I'm realising HTTP scraping for multiple hashes. Though I know scraping is not widely used by clients (the only one I know is Transmission, tell me if you know more), what could be a reasonable limit of info-hashes for the scraper to process and response?
For an UDP tracker it's 74 at a time.
Currently my idea is 10.
What should be the optimal cache ttl for scrape responses before hitting db for renewed statistics?
While scraping do we have to give full v2 info hashes in bencoded files array or truncated ones?
P.S. Also is it a good idea to record peer's listening port instead of the one which is being sent in &port GET parameter to help some peers behind a NAT?

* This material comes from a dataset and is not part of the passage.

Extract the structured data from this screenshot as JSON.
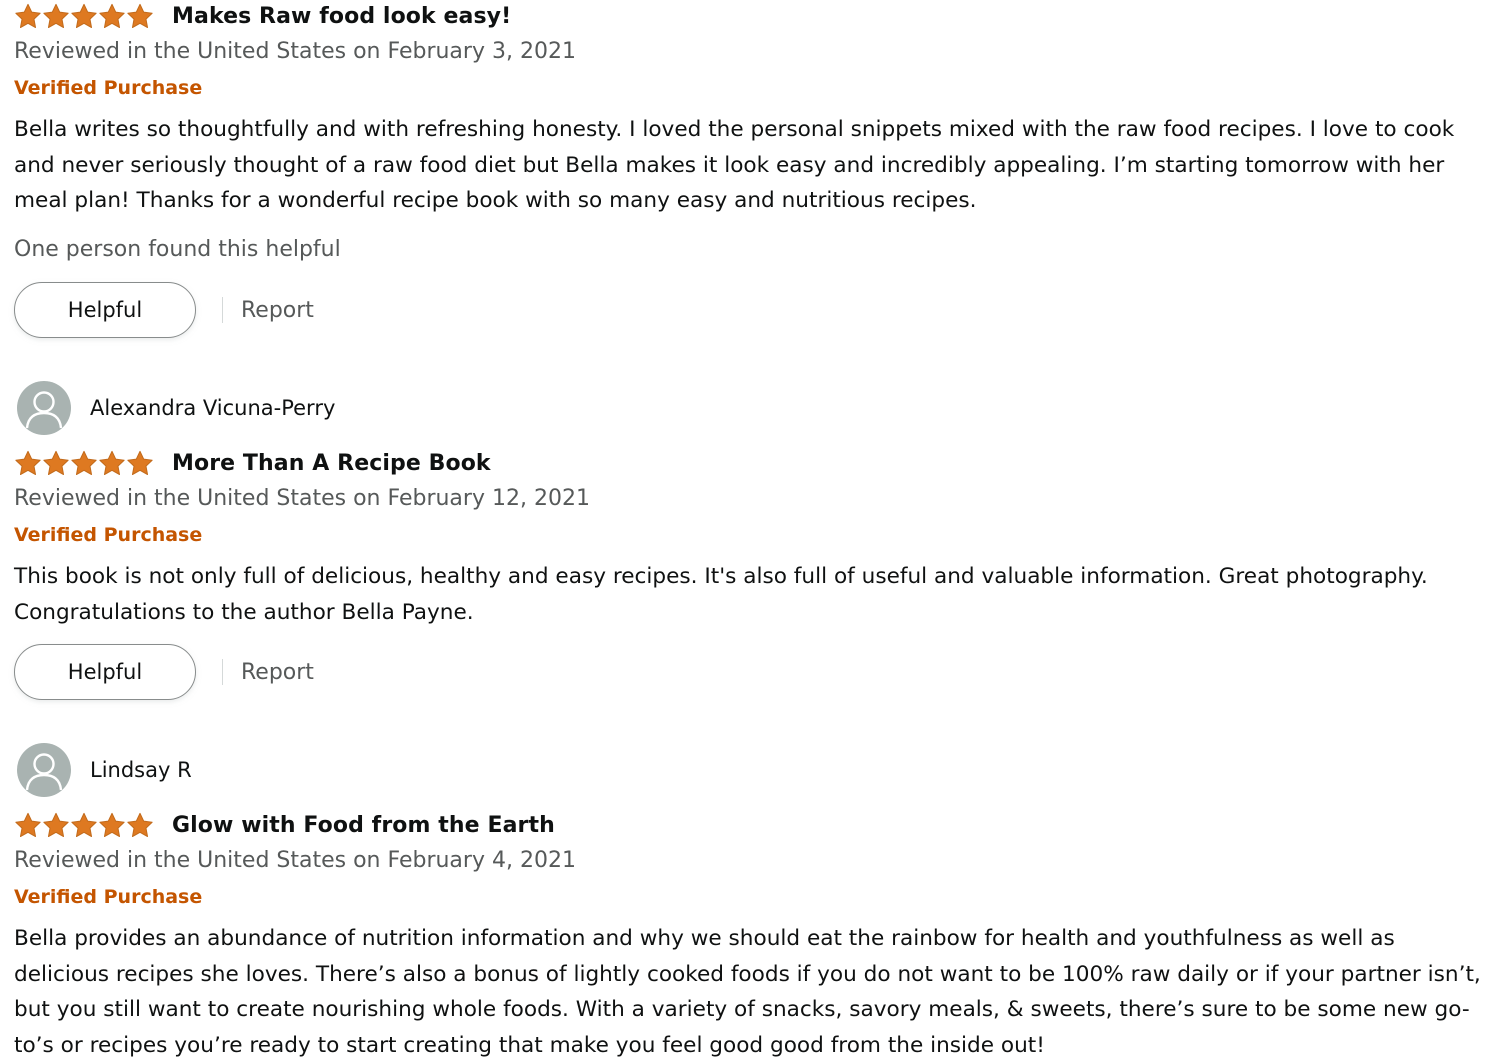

Accepting and processing a TCP/HTTP connection already costs some resources. So it's reasonable to support as infohashes as long as it only adds marginal costs on top of that. How much that is depends on your tracker implementation. If you're keeping all the data in efficient in-memory data structures (since peer lists are mostly ephemeral anyway) and don't need to query an external database it should be possible to look that up in microseconds.

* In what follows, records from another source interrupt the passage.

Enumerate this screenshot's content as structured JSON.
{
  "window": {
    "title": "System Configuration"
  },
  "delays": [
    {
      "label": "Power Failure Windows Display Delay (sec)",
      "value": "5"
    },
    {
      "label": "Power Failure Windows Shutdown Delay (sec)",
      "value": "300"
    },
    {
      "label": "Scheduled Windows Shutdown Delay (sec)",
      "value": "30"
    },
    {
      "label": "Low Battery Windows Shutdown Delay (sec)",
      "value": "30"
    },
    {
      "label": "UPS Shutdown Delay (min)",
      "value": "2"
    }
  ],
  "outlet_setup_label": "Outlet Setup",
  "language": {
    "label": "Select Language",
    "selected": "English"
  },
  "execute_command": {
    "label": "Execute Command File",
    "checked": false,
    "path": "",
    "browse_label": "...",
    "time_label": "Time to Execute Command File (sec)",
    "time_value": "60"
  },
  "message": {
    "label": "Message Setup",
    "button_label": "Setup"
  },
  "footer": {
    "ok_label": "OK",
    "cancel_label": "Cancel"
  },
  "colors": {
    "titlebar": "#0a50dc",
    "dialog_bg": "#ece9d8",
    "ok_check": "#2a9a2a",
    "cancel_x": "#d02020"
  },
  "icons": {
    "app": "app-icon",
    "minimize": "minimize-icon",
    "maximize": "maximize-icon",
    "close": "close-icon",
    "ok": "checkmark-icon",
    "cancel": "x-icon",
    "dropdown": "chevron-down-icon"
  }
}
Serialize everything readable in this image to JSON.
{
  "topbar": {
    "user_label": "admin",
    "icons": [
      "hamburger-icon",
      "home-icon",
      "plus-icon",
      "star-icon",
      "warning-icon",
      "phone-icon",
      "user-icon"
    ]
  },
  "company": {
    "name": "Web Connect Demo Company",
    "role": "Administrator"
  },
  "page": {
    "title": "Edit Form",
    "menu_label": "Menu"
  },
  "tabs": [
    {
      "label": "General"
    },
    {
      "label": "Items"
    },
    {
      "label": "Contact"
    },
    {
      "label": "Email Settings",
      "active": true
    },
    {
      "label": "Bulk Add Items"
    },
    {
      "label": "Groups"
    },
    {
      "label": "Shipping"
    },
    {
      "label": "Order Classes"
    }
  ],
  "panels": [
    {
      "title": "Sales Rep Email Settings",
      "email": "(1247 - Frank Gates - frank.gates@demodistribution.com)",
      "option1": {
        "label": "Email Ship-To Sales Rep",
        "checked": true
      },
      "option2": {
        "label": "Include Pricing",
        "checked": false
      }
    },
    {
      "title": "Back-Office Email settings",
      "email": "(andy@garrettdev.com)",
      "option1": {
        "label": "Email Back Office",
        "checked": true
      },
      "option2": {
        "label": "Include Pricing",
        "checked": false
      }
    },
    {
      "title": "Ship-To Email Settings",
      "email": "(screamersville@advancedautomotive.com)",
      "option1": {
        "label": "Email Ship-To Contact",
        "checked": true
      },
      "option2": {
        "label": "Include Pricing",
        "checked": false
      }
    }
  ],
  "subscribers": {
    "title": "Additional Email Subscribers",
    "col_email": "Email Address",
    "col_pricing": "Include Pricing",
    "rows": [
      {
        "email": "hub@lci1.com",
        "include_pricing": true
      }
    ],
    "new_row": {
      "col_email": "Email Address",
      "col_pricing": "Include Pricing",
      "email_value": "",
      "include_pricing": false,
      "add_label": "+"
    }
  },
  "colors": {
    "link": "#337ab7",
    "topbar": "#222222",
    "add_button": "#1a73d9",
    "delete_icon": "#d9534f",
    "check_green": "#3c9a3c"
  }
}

Benchmark your tracker and find a point where the additional cost per infohash is still small compared to the cost of a connection.
As I wrote above, you really shouldn't be hitting a DB at all. But if you do anyway then you probably want to adjust the TTL dynamically based on swarm behavior. A new torrent will likely be a lot more dynamic than one that has existed for a few days.
A tracker should be oblivious to torrents. All it sees is hashes, ips and ports. So it won't know anything about v1 or v2 which means it has to use the truncated hashes.
libtorrent supports scraping so I'd expect any client based on it supporting it too.
This doesn't seem relevant at all to scrapes.